Offenbar ist im Konzern aber die Einsicht gereift, dass ein VDSL-Alleingang – selbst von einer finanziell kräftigen Telekom – nicht zu bewerkstelligen ist. Das gilt besonders, wenn die Politik jetzt die Parole ausgibt, die Republik bis zum Jahr 2014 zu 75 Prozent mit VDSL zu versorgen. Bis 2018 sollen es 100 Prozent sein – was rund 50 Milliarden Euro kosten soll. Auch deshalb vollzieht die Telekom jetzt die Wende und stellt auf Kooperation um. Dabei spielt allerdings auch eine Rolle, dass die Kabelnetzbetreiber der Telekom und ihren Wettbewerbern im Nacken sitzen. Die können im DSL-Markt hohe Zugewinne verbuchen und liefern in ihrem Netz ebenfalls VDSL-Geschwindigkeit in die Haushalte. Deshalb steht die gesamte Branche der klassischen Telekommunikationsanbieter unter Zeitdruck, dieser neuen Konkurrenz möglichst schnell etwas entgegenzusetzen.

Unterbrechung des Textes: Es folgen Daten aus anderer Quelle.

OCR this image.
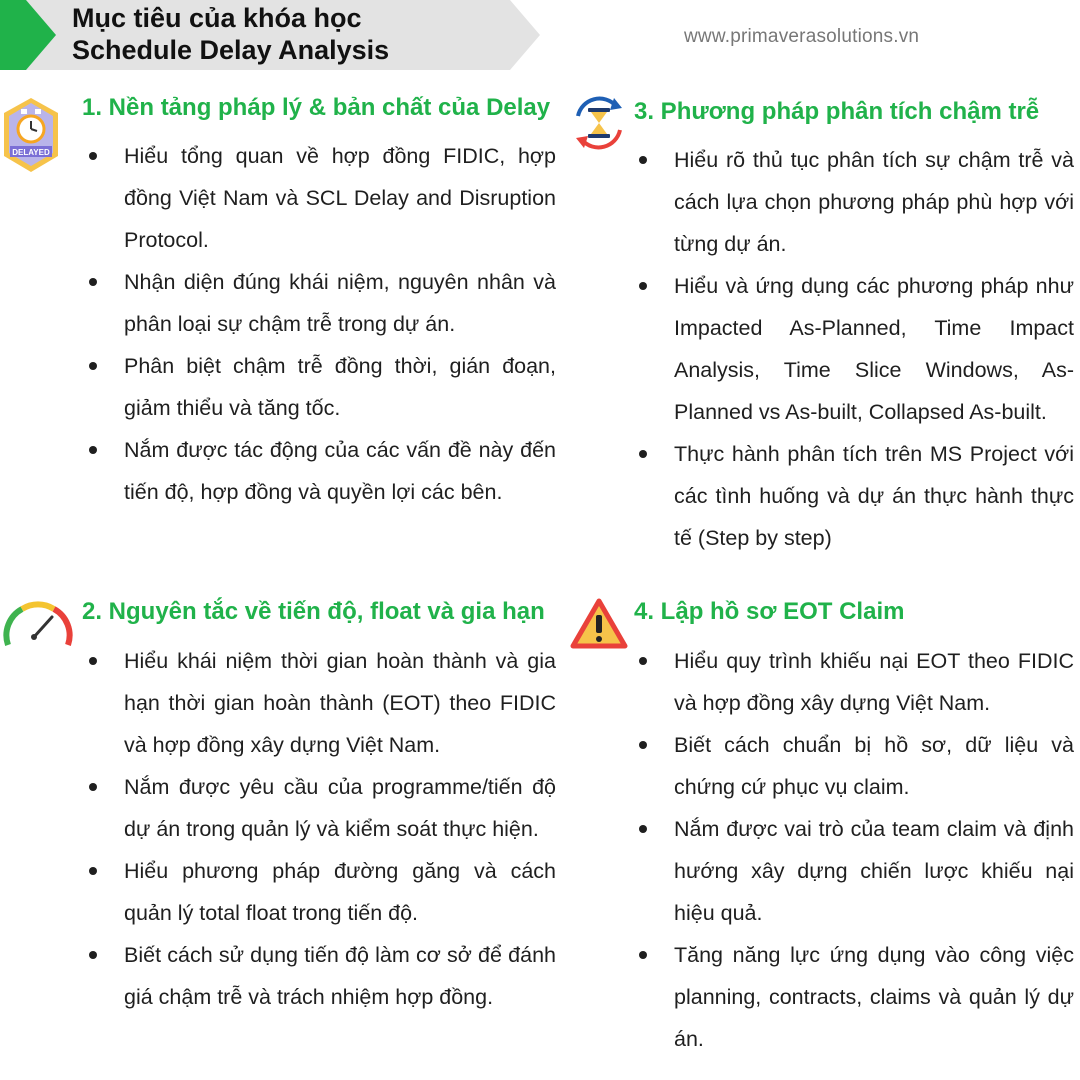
Mục tiêu của khóa học
Schedule Delay Analysis	www.primaverasolutions.vn
DELAYED
1. Nền tảng pháp lý & bản chất của Delay
Hiểu tổng quan về hợp đồng FIDIC, hợp đồng Việt Nam và SCL Delay and Disruption Protocol.
Nhận diện đúng khái niệm, nguyên nhân và phân loại sự chậm trễ trong dự án.
Phân biệt chậm trễ đồng thời, gián đoạn, giảm thiểu và tăng tốc.
Nắm được tác động của các vấn đề này đến tiến độ, hợp đồng và quyền lợi các bên.
2. Nguyên tắc về tiến độ, float và gia hạn
Hiểu khái niệm thời gian hoàn thành và gia hạn thời gian hoàn thành (EOT) theo FIDIC và hợp đồng xây dựng Việt Nam.
Nắm được yêu cầu của programme/tiến độ dự án trong quản lý và kiểm soát thực hiện.
Hiểu phương pháp đường găng và cách quản lý total float trong tiến độ.
Biết cách sử dụng tiến độ làm cơ sở để đánh giá chậm trễ và trách nhiệm hợp đồng.
3. Phương pháp phân tích chậm trễ
Hiểu rõ thủ tục phân tích sự chậm trễ và cách lựa chọn phương pháp phù hợp với từng dự án.
Hiểu và ứng dụng các phương pháp như Impacted As-Planned, Time Impact Analysis, Time Slice Windows, As-Planned vs As-built, Collapsed As-built.
Thực hành phân tích trên MS Project với các tình huống và dự án thực hành thực tế (Step by step)
4. Lập hồ sơ EOT Claim
Hiểu quy trình khiếu nại EOT theo FIDIC và hợp đồng xây dựng Việt Nam.
Biết cách chuẩn bị hồ sơ, dữ liệu và chứng cứ phục vụ claim.
Nắm được vai trò của team claim và định hướng xây dựng chiến lược khiếu nại hiệu quả.
Tăng năng lực ứng dụng vào công việc planning, contracts, claims và quản lý dự án.
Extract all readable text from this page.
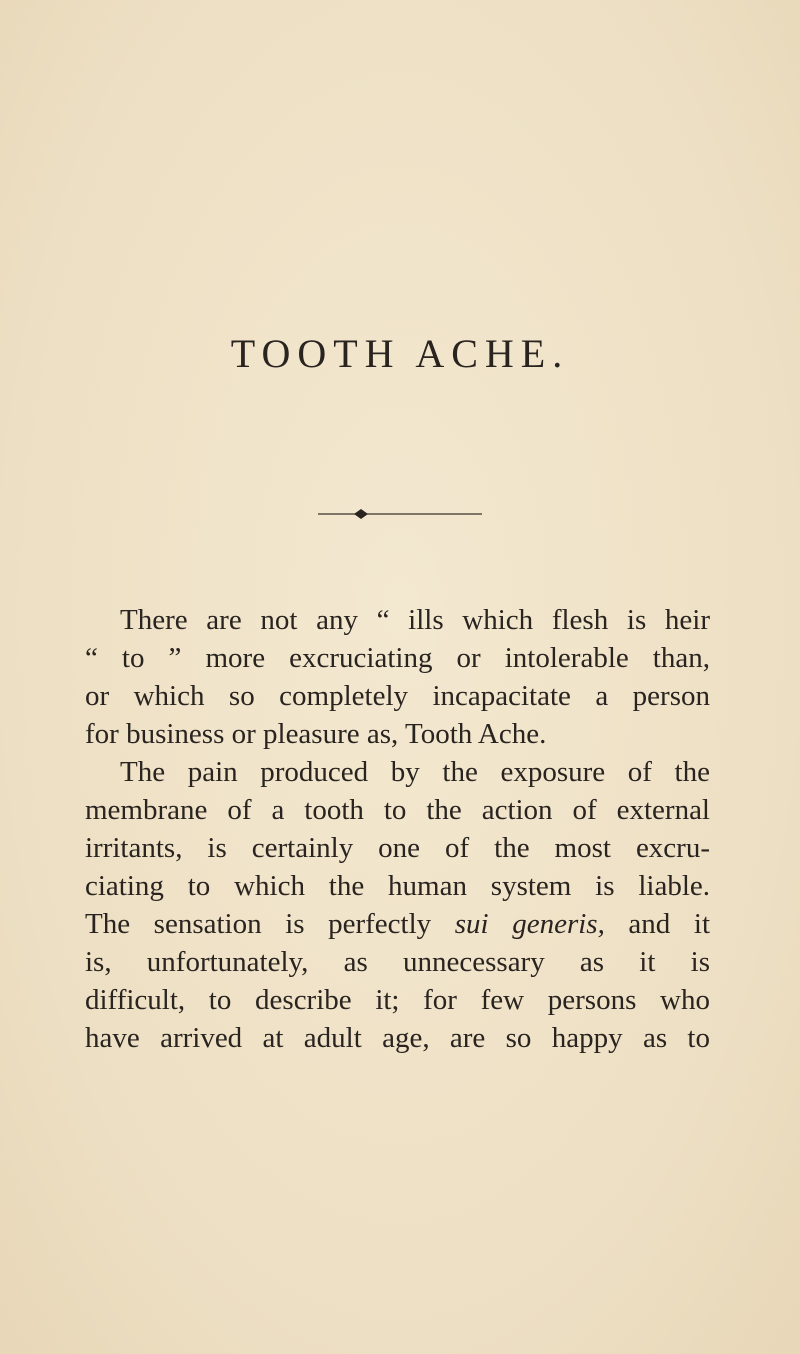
TOOTH ACHE.

There are not any “ ills which flesh is heir
“ to ” more excruciating or intolerable than,
or which so completely incapacitate a person
for business or pleasure as, Tooth Ache.

The pain produced by the exposure of the
membrane of a tooth to the action of external
irritants, is certainly one of the most excru-
ciating to which the human system is liable.
The sensation is perfectly sui generis, and it
is, unfortunately, as unnecessary as it is
difficult, to describe it; for few persons who
have arrived at adult age, are so happy as to
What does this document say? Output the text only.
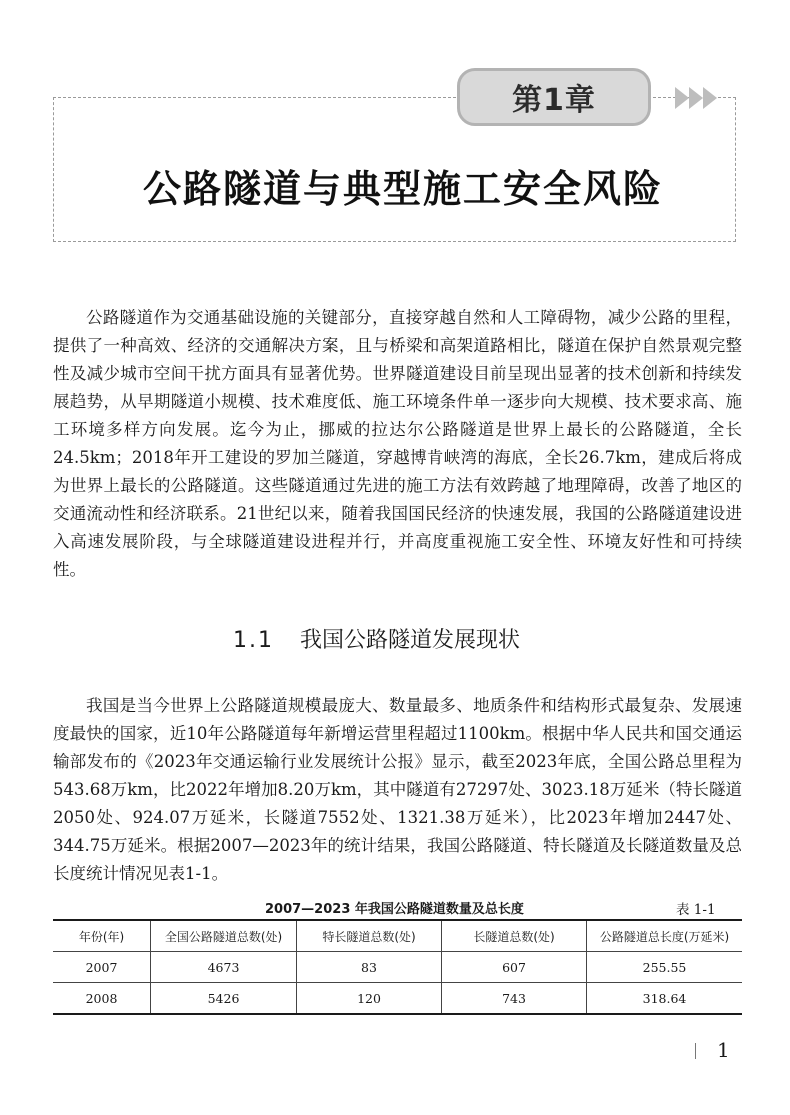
第1章
公路隧道与典型施工安全风险

公路隧道作为交通基础设施的关键部分，直接穿越自然和人工障碍物，减少公路的里程，提供了一种高效、经济的交通解决方案，且与桥梁和高架道路相比，隧道在保护自然景观完整性及减少城市空间干扰方面具有显著优势。世界隧道建设目前呈现出显著的技术创新和持续发展趋势，从早期隧道小规模、技术难度低、施工环境条件单一逐步向大规模、技术要求高、施工环境多样方向发展。迄今为止，挪威的拉达尔公路隧道是世界上最长的公路隧道，全长24.5km；2018年开工建设的罗加兰隧道，穿越博肯峡湾的海底，全长26.7km，建成后将成为世界上最长的公路隧道。这些隧道通过先进的施工方法有效跨越了地理障碍，改善了地区的交通流动性和经济联系。21世纪以来，随着我国国民经济的快速发展，我国的公路隧道建设进入高速发展阶段，与全球隧道建设进程并行，并高度重视施工安全性、环境友好性和可持续性。

1.1 我国公路隧道发展现状

我国是当今世界上公路隧道规模最庞大、数量最多、地质条件和结构形式最复杂、发展速度最快的国家，近10年公路隧道每年新增运营里程超过1100km。根据中华人民共和国交通运输部发布的《2023年交通运输行业发展统计公报》显示，截至2023年底，全国公路总里程为543.68万km，比2022年增加8.20万km，其中隧道有27297处、3023.18万延米（特长隧道2050处、924.07万延米，长隧道7552处、1321.38万延米），比2023年增加2447处、344.75万延米。根据2007—2023年的统计结果，我国公路隧道、特长隧道及长隧道数量及总长度统计情况见表1-1。

2007—2023 年我国公路隧道数量及总长度	表 1-1
年份(年)	全国公路隧道总数(处)	特长隧道总数(处)	长隧道总数(处)	公路隧道总长度(万延米)
2007	4673	83	607	255.55
2008	5426	120	743	318.64
1
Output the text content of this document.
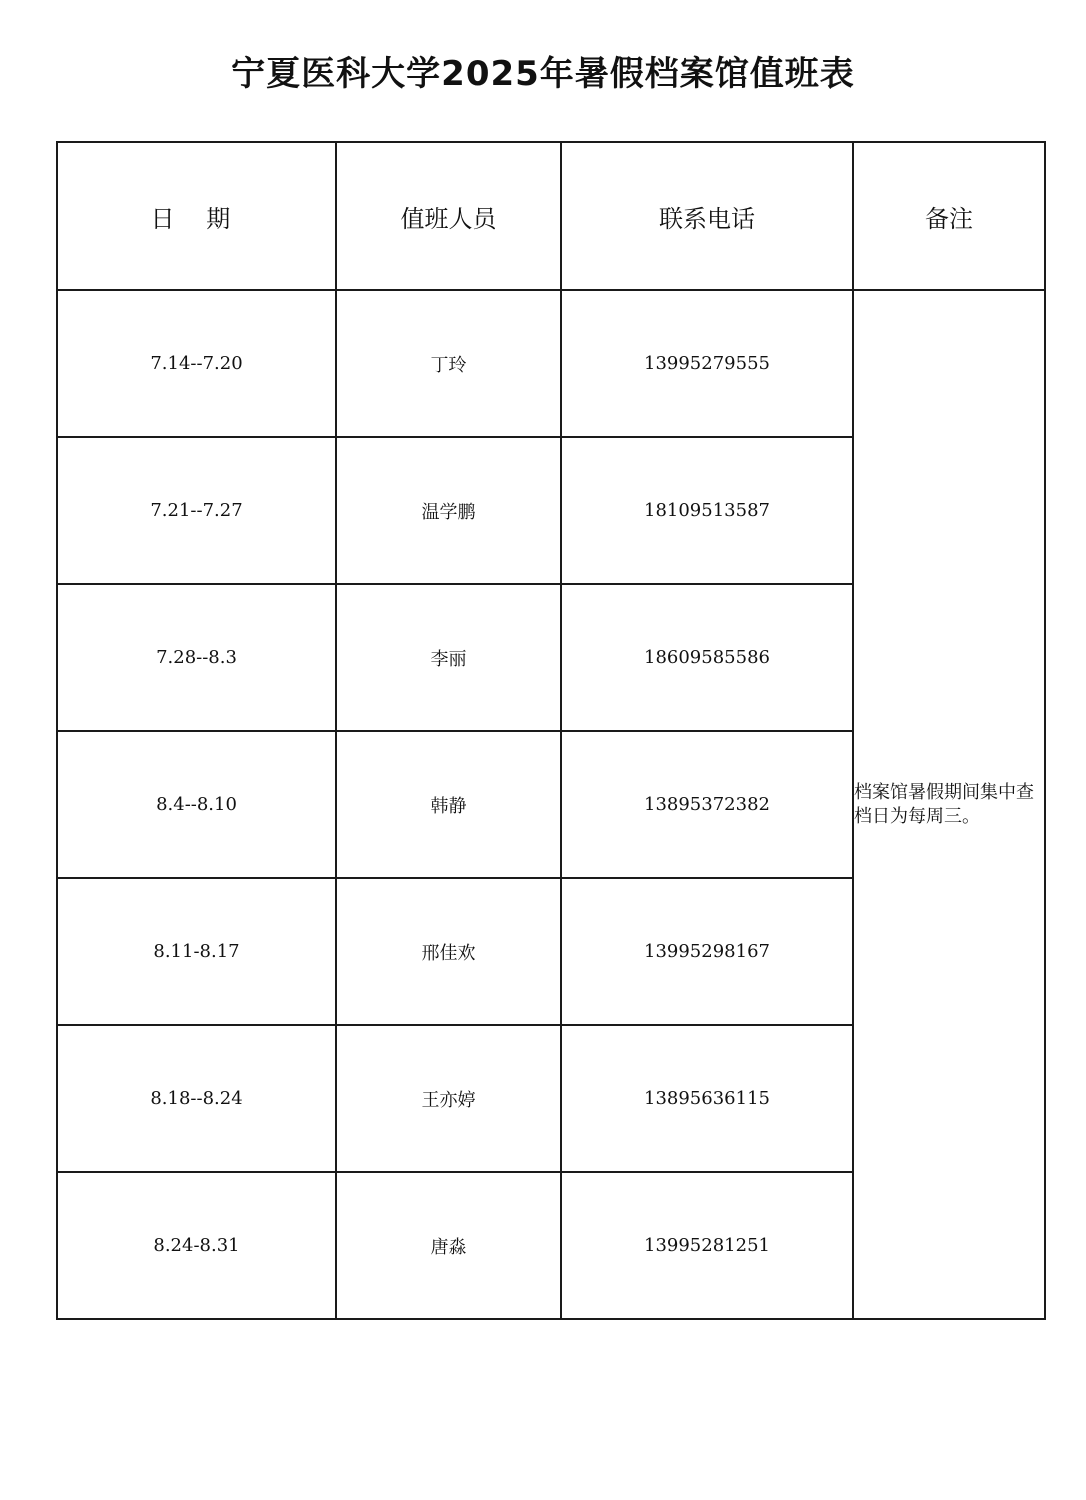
宁夏医科大学2025年暑假档案馆值班表
日 期	值班人员	联系电话	备注
7.14--7.20	丁玲	13995279555	档案馆暑假期间集中查档日为每周三。
7.21--7.27	温学鹏	18109513587	
7.28--8.3	李丽	18609585586	
8.4--8.10	韩静	13895372382	
8.11-8.17	邢佳欢	13995298167	
8.18--8.24	王亦婷	13895636115	
8.24-8.31	唐淼	13995281251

Die neue Strategie des ehemaligen Monopolisten hat aber noch weitere Gründe. Zunächst will die Telekom mit dem Angebot einem regulatorischen Eingriff zuvor kommen – in dessen Rahmen ihr wahrscheinlich auch ein Preis diktiert worden wäre, zu dem den Wettbewerbern der VDSL-Zugang ermöglicht werden müsste. Auf der zweiten Ebene versucht der Konzern auf diesem Weg, die Infrastrukturpläne anderer Unternehmen auf ein Minimum zu begrenzen. Das jetzt vorgelegte Angebot gestaltet den Markt für Wiederverkäufer (Resale) wie United Internet so interessant, dass sich Investitionen in eigene Netze nur für die Unternehmen rechnen werden, die schon über ein weitreichendes Netz verfügen.

Bild zu: Die Kehrtwende der TelekomZum dritten macht die Telekom dem kleinen Club der investitionswilligen und -fähigen Wettbewerber, die danach noch verbleiben, das zusätzliche Angebot, die Netze gemeinsam auszubauen und dann die Erlöse zu teilen. Kooperationen mit Vodafone und EWE-Tel sind schon unter Dach und Fach. Und auch mit den Stadtnetzbetreibern Netcologne und M-Netz arbeitet der Konzern schon zusammen. Weitere Möglichkeiten der Zusammenarbeit werden derzeit gesucht, und es gibt viele Gespräche zwischen der Telekom und ihren Wettbewerbern.

Unbestritten bleibt, dass die gesamte Strategie der Telekom darauf abzielt, ihre eigene Position im VDSL-Markt zu stärken und durch die Wahl ihrer Kooperationspartner auch eine Marktbereinigung vorantreiben wird.